Inspired by spider webs and bubbles, Saraceno employs tridimensional structures to better understand how unique building blocks create distinct forms. He places spiders in cubic frames and leaves them to spin webs, rotating the cubes at various intervals to introduce elements of freedom; the process results in disoriented yet structurally stable webs. Translating the complex geometries culled from his spider studies into habitable structures, Saraceno has built spaces that merge art, architecture, and science. Saraceno’s oeuvre could be seen as an ongoing research, informed by the worlds of art and natural sciences, on proposing and exploring new, sustainable ways of inhabiting and sensing our environment. 

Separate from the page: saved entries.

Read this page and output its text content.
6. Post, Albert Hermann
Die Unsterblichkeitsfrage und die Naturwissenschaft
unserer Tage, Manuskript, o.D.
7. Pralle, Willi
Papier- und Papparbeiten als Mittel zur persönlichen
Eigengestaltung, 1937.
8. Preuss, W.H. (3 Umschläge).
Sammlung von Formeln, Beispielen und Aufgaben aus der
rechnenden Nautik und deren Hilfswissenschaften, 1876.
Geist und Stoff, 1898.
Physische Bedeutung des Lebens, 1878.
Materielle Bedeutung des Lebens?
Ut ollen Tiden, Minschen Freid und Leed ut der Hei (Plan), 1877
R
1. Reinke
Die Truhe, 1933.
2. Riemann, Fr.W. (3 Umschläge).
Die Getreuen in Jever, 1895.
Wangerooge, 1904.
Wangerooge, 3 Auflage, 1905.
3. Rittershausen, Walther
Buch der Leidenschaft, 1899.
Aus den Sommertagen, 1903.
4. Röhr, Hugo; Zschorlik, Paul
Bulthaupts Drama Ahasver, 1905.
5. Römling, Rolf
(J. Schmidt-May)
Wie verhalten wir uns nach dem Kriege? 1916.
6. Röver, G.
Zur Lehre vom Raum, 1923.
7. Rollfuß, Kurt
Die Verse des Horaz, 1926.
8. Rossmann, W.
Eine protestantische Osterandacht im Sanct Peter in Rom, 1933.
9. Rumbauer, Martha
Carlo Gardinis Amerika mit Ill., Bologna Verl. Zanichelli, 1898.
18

Positioned in the stairwell atrium of Novartis’ laboratory building these architectonic modules appear to float down like cellular structures twirling under a scientist’s microscope.

The Artist

Tomás Saraceno (Tucumán 1973-) currently lives and works in Berlin, Germany. He studied architecture and art in Buenos Aires, Frankfurt am Main, and Venice. He established his studio in Frankfurt am Main in 2005 and relocated it to Berlin in 2012. He incorporates physics, engineering, and aeronautics into his evolving artistic creations.

His practice is informed by concepts linking art, life science, and the social sciences. Entangled in the junction of these worlds, his floating sculptures, community projects, and immersive installations propose sensory solidarity with the planet through a social, mental, and environmental ecology of practice. For more than two decades, Saraceno has activated projects aimed towards an ethical collaboration with the atmosphere, including Museo Aero Solar (2007-) and the Aerocene Foundation (2015-), a non-profit organization devoted to community building, scientific research, artistic experience, and education.

In 2009, he attended the International Space Studies Program at NASA Ames. The same year Saraceno presented a major installation at the 53rd Biennale di Venezia and was later awarded the prestigious Calder Prize. In the past two decades Saraceno has furthermore collaborated with the Massachusetts Institute of Technology, Max Planck Institute, the Nanyang Technological University, the Imperial College London and the Natural History Museum London. He has lectured in institutions worldwide and directed the Institute of Architecture‐related Art (IAK) at Braunschweig University of Technology, Germany (2014–2016); and held residencies at Centre National d’Études Spatiales (2014–2015), MIT Center for Art, Science & Technology (2012–ongoing) and Atelier Calder (2010), among others. 

In the last years, Saraceno’s work has been exhibited worldwide including at The Metropolitan Museum of Art in New York; Palais de Tokyo, Paris; the Kemper Museum of Contemporary Art in St. Louis; and Hamburger Bahnhof in Berlin, among others.